Linux Kernel and NVIDIA Vulnerabilities Patched in Ubuntu 20.04 LTS, 19.10 and 18.04 LTS

Linux kernel and NVIDIA vulnerabilities

Canonical released today new security updates for the Linux kernel and NVIDIA graphics drivers to address several vulnerabilities in several of the supported Ubuntu Linux releases.

The new security patches address three vulnerabilities affecting Ubuntu 20.04 LTS, Ubuntu 19.10 and Ubuntu 18.04 LTS. These include a vulnerability (CVE-2020-5963) discovered by Thomas E. Carroll in the NVIDIA Cuda grpahics driver, which could allow an attacker to cause a denial of service or possibly execute arbitrary code.

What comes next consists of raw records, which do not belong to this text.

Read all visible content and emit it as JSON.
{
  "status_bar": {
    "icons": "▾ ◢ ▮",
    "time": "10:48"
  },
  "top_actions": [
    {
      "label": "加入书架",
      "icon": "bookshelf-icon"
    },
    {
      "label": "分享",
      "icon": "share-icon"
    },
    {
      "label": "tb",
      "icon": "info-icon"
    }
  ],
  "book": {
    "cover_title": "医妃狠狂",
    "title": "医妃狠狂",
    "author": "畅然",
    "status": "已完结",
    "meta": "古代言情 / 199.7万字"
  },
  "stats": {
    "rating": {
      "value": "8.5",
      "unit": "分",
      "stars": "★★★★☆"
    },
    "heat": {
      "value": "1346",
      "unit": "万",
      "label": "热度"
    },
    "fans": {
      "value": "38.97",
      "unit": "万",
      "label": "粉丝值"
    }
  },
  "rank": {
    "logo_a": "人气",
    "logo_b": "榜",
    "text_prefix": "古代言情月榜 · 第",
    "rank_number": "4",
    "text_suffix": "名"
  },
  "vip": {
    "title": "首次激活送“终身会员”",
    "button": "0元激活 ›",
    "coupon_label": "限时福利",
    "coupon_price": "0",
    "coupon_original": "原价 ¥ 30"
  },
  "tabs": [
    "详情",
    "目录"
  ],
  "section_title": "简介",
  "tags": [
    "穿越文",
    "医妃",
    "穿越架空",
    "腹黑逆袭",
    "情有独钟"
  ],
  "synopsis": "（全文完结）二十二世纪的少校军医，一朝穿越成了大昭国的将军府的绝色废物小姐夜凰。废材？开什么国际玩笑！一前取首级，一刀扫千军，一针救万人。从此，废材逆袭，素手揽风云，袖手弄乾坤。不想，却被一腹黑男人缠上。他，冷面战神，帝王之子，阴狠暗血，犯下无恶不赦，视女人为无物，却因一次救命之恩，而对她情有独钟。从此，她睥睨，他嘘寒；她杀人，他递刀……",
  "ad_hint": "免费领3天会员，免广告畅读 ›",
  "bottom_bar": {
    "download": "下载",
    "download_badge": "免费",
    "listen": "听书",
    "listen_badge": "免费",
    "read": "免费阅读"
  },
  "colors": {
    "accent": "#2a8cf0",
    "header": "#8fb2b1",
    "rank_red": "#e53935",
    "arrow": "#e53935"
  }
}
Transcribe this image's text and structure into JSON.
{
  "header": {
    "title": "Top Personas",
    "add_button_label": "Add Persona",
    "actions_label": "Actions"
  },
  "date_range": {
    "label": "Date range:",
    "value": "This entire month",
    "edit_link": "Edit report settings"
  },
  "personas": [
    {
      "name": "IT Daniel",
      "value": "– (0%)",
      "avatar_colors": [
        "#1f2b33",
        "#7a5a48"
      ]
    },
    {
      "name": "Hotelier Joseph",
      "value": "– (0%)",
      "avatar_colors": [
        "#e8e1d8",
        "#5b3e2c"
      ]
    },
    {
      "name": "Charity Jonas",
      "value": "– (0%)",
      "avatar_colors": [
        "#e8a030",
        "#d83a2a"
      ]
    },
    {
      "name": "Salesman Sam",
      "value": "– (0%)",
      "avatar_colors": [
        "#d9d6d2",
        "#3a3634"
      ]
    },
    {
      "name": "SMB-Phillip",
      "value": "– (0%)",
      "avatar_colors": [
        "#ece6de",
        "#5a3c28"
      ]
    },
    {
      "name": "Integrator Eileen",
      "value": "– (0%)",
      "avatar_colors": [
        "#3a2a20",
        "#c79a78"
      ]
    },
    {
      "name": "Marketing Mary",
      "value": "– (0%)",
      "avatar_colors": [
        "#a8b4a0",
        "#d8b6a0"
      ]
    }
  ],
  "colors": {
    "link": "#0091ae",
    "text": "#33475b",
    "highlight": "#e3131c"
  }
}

The other two security issues were an unspecified vulnerability (CVE-2020-5973) discovered in the NVIDIA virtual GPU guest drivers that could potentially lead to privileged operation execution and a race condition (CVE-2020-5967) discovered in the UVM driver in the NVIDIA graphics driver. Both these vulnerabilities could allow a local attacker to cause a denial of service.

Canonical urges all users to update the NVIDIA binary X.Org driver to either the legacy xserver-xorg-video-nvidia 390.138 driver or the latest xserver-xorg-video-nvidia 440.100 release. In addition, you must also install the corresponding updates for the NVIDIA Linux DKMS kernel modules.

The new Linux kernel versions are linux-image 5.4.0-39.43 for Ubuntu 20.04 LTS (Focal Fossa), linux-image 5.3.0-61.55 for Ubuntu 19.10 (Eoan Ermine), as well as linux-image 4.15.0-108.109 for Ubuntu 18.04 LTS (Bionic Beaver). Kernel updates are available for all supported architectures and platforms.

To update your installations, you’ll have to run the sudo apt update && sudo apt full-upgrade commands in a terminal emulator. Please keep in mind that you’ll need to reboot your computer after installing the new Linux kernel and NVIDIA versions for the vulnerabilities to be correctly mitigated.